All our team's many successes are due to the commitment of our mentors and members. Our club wouldn't exist without the help of our advisor, Darren Collins. Not many people could fill his shoes as the important ally to the club that he is.
2008: Catalyst
by Doug Dopps
In 2008, the game ("FIRST Overdrive") required robots to race around the field and score points by lifting or launching giant (48-inch) red and blue excercise balls over 6-foot hurdles. In the end game, a robot could score additional points by placing balls atop a hurdle. And, a robot could thwart an opponent by knocking the opponent's balls off the hurdle.
Our team analyzed various concepts for a drive train, manipulator, and game strategy. After much discussion, the team finally settled on a 6-wheel drive cantilever chassis with a 3-stage aluminum extrusion elevator lift. Twin motors drove the lift from floor to hurdle in just 3 seconds. Omni-mounted corner wheels gave an exceptional level of maneuverability.
This was Catalyst.
Looking like a cyclops, Catalyst used a pneumatic-powered tri-fingered grabber to reach out and embrace the ball, lifting it above the heads of spectators near the field, and dropping it over the hurdle, or gently placing it atop the hurdle. It was generally agreed, by those who know, that Catalyst was the most dangerous-looking robot around.
With its maneuverability and control, Catalyst was merciless, and relentlessly scored against opponents. Our team was a finalist at the Portland regional competition, but we were just getting warmed up.
At Seattle, we went all the way, winning the regional championship and advancing to the world championship in Atlanta, Georgia. We also won the Motorola Quality Award.
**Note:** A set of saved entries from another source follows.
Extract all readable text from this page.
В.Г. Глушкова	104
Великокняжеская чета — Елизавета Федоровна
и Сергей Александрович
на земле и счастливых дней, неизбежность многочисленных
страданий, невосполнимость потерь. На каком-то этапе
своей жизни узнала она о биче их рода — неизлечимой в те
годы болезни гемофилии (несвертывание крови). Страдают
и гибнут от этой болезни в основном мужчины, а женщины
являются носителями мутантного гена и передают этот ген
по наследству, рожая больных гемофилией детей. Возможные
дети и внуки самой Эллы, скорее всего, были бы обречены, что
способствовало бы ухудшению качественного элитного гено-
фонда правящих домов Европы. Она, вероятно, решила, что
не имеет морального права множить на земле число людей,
The competition at Atlanta is of a different order. The best teams in the country, those with years of experience, come here. This was only our second year as a team. There are so many teams at the championship that they are divided into four divisions. We played in the Galileo division, and advanced through the elimination rounds to the quarterfinals. There we formed an alliance with Skunkworks (team 1983) and Las Guerrillas (team 469). Alas, we were outmatched and didn't make it beyond the quarterfinals.
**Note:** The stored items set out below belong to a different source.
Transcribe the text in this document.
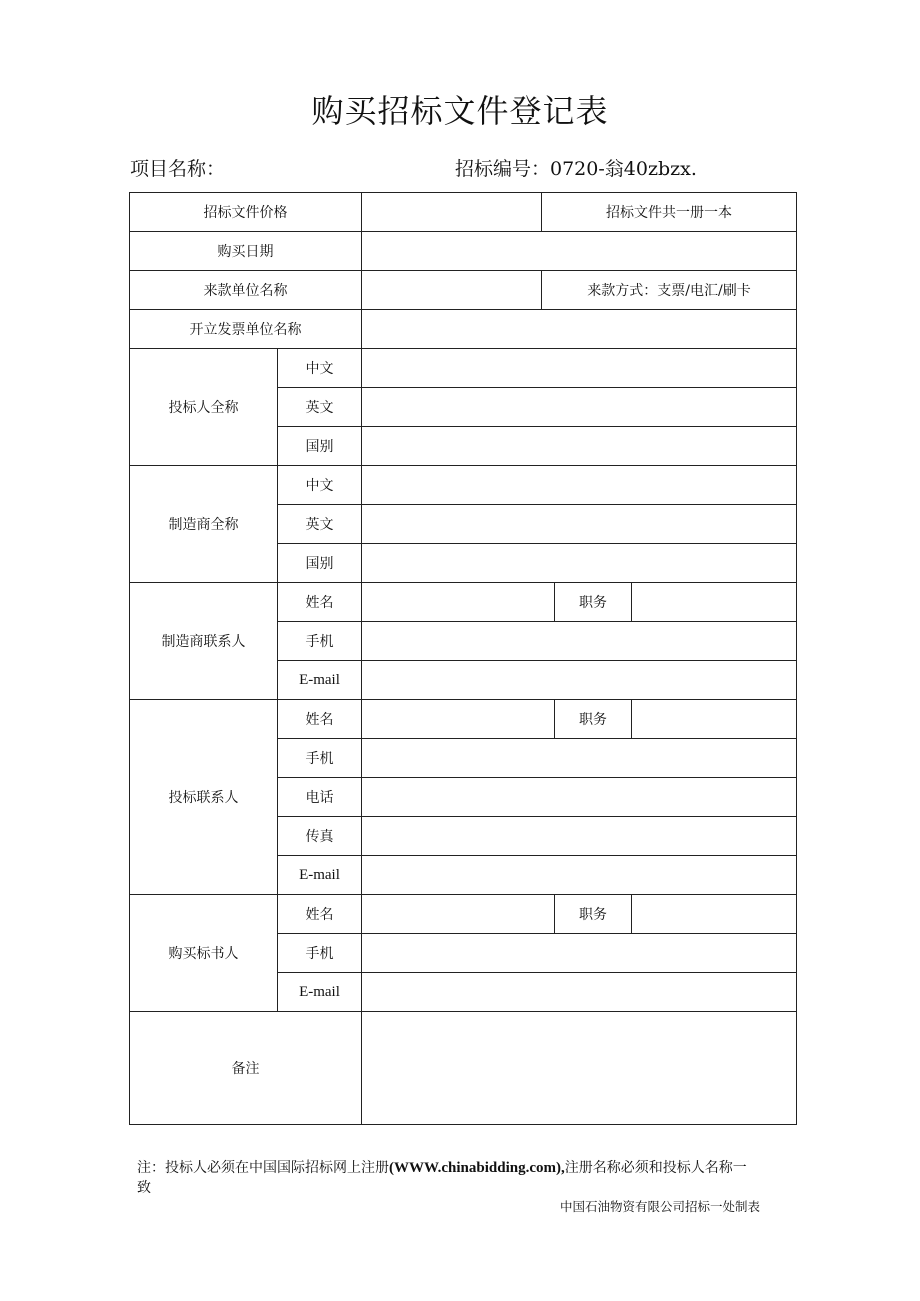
购买招标文件登记表
项目名称：	招标编号：0720-翁40zbzx.
招标文件价格			招标文件共一册一本		
购买日期					
来款单位名称			来款方式：支票/电汇/刷卡		
开立发票单位名称					
投标人全称	中文				
	英文				
	国别				
制造商全称	中文				
	英文				
	国别				
制造商联系人	姓名			职务	
	手机				
	E-mail				
投标联系人	姓名			职务	
	手机				
	电话				
	传真				
	E-mail				
购买标书人	姓名			职务	
	手机				
	E-mail				
备注					
注：投标人必须在中国国际招标网上注册(WWW.chinabidding.com),注册名称必须和投标人名称一致
中国石油物资有限公司招标一处制表
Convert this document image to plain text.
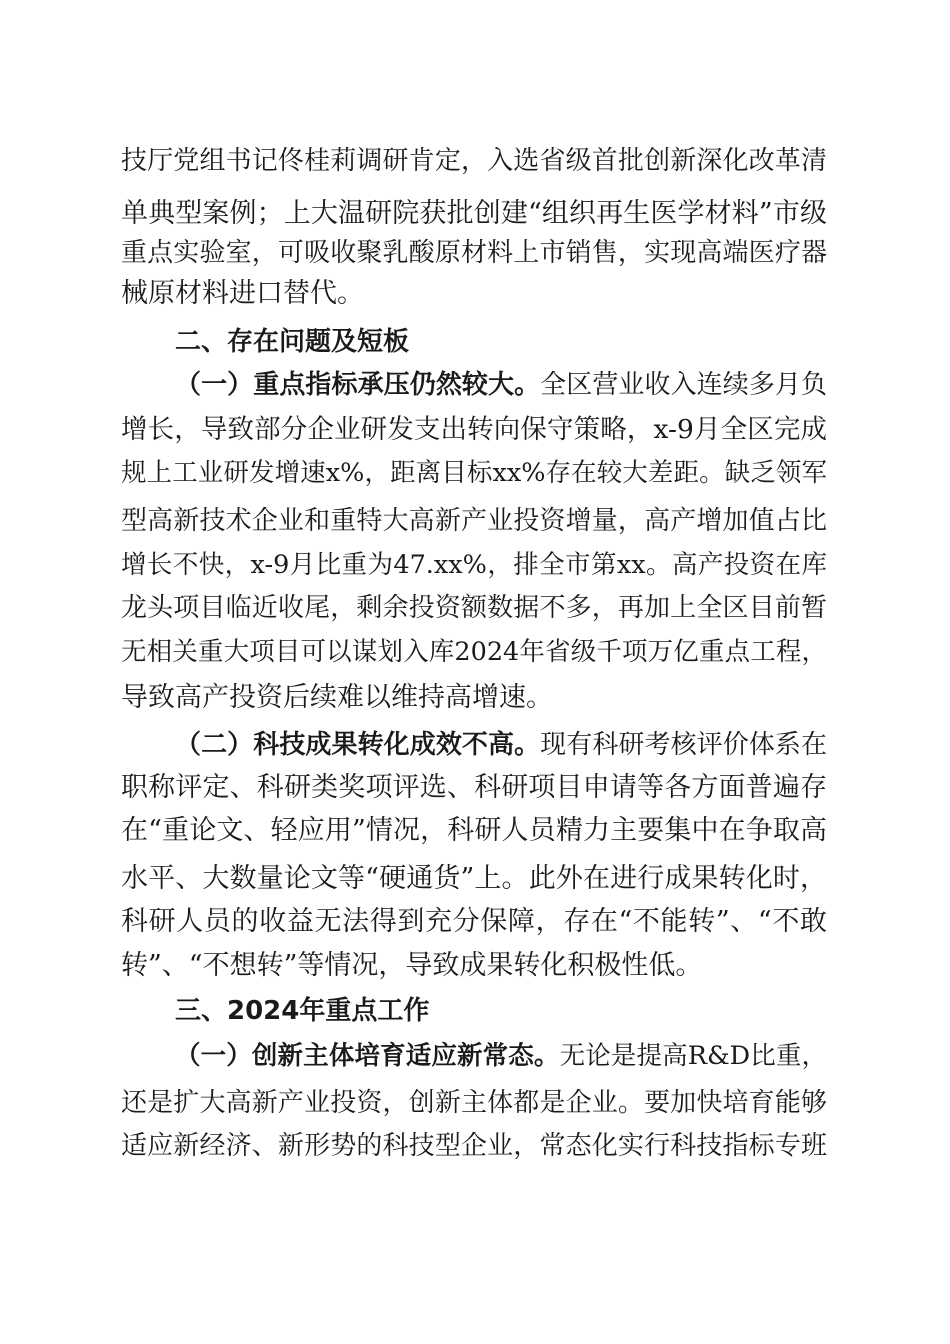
技厅党组书记佟桂莉调研肯定，入选省级首批创新深化改革清
单典型案例；上大温研院获批创建“组织再生医学材料”市级
重点实验室，可吸收聚乳酸原材料上市销售，实现高端医疗器
械原材料进口替代。
二、存在问题及短板
（一）重点指标承压仍然较大。全区营业收入连续多月负
增长，导致部分企业研发支出转向保守策略，x-9月全区完成
规上工业研发增速x%，距离目标xx%存在较大差距。缺乏领军
型高新技术企业和重特大高新产业投资增量，高产增加值占比
增长不快，x-9月比重为47.xx%，排全市第xx。高产投资在库
龙头项目临近收尾，剩余投资额数据不多，再加上全区目前暂
无相关重大项目可以谋划入库2024年省级千项万亿重点工程，
导致高产投资后续难以维持高增速。
（二）科技成果转化成效不高。现有科研考核评价体系在
职称评定、科研类奖项评选、科研项目申请等各方面普遍存
在“重论文、轻应用”情况，科研人员精力主要集中在争取高
水平、大数量论文等“硬通货”上。此外在进行成果转化时，
科研人员的收益无法得到充分保障，存在“不能转”、“不敢
转”、“不想转”等情况，导致成果转化积极性低。
三、2024年重点工作
（一）创新主体培育适应新常态。无论是提高R&D比重，
还是扩大高新产业投资，创新主体都是企业。要加快培育能够
适应新经济、新形势的科技型企业，常态化实行科技指标专班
2008 was the second year in a row that we went to the championship. Even though we didn't win, we went up against the best teams in the country and made a good showing. Going to the championship is profound, no matter how many times you go.
2007: Epic
by Austin Weary
The 2007 build season was definitely one to remember. We tossed around basic ideas, and then we designed and built as we went along. "Precise Enough" was truly the team motto. Thanks to the dedication of the core members and mentors, the club managed to make it all come together.
We shared a joint practice field with several other teams. It seemed some of the teams never showed up, but we were there all the time.
We really had no idea what to expect in Portland. Amazingly enough, our team was one of the few that had a reliable autonomous mode, and this turned heads at the competition.
Picking alliances was no easy task. We never thought we'd finish in the top eight, and didn't do any scouting. We picked teams 360 and 2149 but didn't make it past the quarter-finals. Our performance, though, was enough to impress the judges, and they awarded us the Rookie All-Star Award.
Then we realized that the award came with an invitation to the FIRST championship in Atlanta. The atmosphere in Atlanta was much stronger than it was in Portland. 344 FRC teams competed on four fields. It was overwhelming.
We flipped a number of times during the endgame but our autonomous mode worked beautifully. We finished with a record of 5-2 and were ranked in the top 15 on our field. Our robot broke in our last match, but we managed to fix it quickly. Sadly, none of the top eight alliances picked us, so we didn't get to compete in the elimination rounds.
We learned a lot that year, and we were proud of what we had accomplished. Somehow, with a lot of dedication and intuition, we managed to put our foot in the door toward becoming a powerhouse team in the Northwest.